LLM-enabled Applications Require System-Level Threat Monitoring
Yedi Zhang, Haoyu Wang, Xianglin Yang, Jin Song Dong, Jun Sun
TL;DR
The paper argues that deploying LLM-enabled applications creates new reliability and security risks that extend beyond model improvements, necessitating system-level threat monitoring akin to EDR for traditional software. It introduces a taxonomy-driven monitoring schema that links fourteen threat categories to concrete monitoring artifacts and audit-logging practices across the end-to-end workflow, including prompt injection, adversarial inputs, response manipulation, DoS, data poisoning, model poisoning, data leakage, cross-context disclosure, memorisation leakage, theft, watermark evasion, drift, misinformation, and misuse. The authors emphasize post-monitoring incident analysis and reveal challenges such as corpus curation for suspicious patterns, context-inspection latency, and limited observability in closed deployments, while offering alternative views like red-teaming and guardrails as complementary approaches.

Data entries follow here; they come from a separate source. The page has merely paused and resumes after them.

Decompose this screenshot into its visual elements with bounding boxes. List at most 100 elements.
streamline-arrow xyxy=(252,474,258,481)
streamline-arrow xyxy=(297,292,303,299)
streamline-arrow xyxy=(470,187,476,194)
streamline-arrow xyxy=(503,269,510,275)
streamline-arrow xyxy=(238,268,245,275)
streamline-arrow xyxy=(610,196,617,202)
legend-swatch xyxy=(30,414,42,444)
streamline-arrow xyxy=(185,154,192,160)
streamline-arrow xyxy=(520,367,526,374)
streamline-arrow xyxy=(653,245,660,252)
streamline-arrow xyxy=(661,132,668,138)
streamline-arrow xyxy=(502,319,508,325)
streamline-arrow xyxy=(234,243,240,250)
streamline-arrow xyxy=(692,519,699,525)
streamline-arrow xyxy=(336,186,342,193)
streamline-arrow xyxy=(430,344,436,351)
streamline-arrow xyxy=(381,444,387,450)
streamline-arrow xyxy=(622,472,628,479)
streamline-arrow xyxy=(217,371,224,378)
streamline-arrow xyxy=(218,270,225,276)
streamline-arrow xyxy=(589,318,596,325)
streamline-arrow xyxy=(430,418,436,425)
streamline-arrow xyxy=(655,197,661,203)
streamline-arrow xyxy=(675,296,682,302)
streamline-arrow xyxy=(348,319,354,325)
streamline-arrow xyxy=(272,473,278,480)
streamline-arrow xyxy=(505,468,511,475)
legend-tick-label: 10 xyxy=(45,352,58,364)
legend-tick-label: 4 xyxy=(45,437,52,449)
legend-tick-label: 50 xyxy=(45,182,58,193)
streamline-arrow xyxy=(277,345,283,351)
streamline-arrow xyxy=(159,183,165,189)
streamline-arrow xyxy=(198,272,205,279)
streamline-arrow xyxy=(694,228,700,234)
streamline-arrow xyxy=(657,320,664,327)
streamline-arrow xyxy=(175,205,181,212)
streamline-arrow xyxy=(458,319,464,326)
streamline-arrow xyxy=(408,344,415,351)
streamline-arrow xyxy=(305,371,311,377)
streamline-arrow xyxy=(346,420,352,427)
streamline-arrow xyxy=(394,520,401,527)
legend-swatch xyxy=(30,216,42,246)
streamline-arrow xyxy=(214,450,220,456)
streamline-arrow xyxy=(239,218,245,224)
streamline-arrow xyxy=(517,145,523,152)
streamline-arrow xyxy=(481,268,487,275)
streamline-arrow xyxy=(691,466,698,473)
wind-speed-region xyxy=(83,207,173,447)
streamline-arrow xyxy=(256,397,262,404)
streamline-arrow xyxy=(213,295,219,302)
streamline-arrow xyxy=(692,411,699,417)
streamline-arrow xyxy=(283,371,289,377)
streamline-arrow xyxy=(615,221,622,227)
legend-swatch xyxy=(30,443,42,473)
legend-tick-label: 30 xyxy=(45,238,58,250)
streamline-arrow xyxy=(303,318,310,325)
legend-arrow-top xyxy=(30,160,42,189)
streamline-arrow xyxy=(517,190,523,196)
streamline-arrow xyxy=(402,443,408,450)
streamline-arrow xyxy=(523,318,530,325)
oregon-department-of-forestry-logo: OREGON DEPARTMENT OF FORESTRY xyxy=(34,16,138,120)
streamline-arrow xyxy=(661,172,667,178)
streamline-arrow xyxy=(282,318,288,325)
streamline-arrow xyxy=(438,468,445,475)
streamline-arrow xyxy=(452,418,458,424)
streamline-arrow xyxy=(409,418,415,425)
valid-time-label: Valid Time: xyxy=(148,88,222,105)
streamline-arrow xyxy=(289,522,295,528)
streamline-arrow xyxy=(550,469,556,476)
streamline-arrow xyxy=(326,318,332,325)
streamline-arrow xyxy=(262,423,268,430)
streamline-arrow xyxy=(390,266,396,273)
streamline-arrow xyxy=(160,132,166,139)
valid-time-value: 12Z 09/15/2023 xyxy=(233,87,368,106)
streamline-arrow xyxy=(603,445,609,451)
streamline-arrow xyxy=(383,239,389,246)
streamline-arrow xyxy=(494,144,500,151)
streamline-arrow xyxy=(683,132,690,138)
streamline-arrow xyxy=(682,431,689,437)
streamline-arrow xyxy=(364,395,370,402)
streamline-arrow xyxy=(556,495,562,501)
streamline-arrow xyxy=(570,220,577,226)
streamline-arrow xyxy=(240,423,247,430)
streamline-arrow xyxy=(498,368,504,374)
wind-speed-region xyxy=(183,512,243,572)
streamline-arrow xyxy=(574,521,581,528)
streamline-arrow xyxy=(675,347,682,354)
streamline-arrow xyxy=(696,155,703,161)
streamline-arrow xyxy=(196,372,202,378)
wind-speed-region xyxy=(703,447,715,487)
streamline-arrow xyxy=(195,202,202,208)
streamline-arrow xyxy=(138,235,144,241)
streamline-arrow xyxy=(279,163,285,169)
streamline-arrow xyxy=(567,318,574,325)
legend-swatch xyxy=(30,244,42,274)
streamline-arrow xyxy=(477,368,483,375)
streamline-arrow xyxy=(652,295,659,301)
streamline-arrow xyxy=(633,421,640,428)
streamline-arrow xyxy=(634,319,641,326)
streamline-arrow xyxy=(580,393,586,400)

Overall, the work advocates continuous, system-wide telemetry and forensic capabilities as prerequisites for reliable operation and robust incident-response in LLM-enabled applications, enabling timely detection, containment, and recovery.
Abstract
LLM-enabled applications are rapidly reshaping the software ecosystem by using large language models as core reasoning components for complex task execution. This paradigm shift, however, introduces fundamentally new reliability challenges and significantly expands the security attack surface, due to the non-deterministic, learning-driven, and difficult-to-verify nature of LLM behavior. In light of these emerging and unavoidable safety challenges, we argue that such risks should be treated as expected operational conditions rather than exceptional events, necessitating a dedicated incident-response perspective. Consequently, the primary barrier to trustworthy deployment is not further improving model capability but establishing system-level threat monitoring mechanisms that can detect and contextualize security-relevant anomalies after deployment -- an aspect largely underexplored beyond testing or guardrail-based defenses. Accordingly, this position paper advocates systematic and comprehensive monitoring of security threats in LLM-enabled applications as a prerequisite for reliable operation and a foundation for dedicated incident-response frameworks.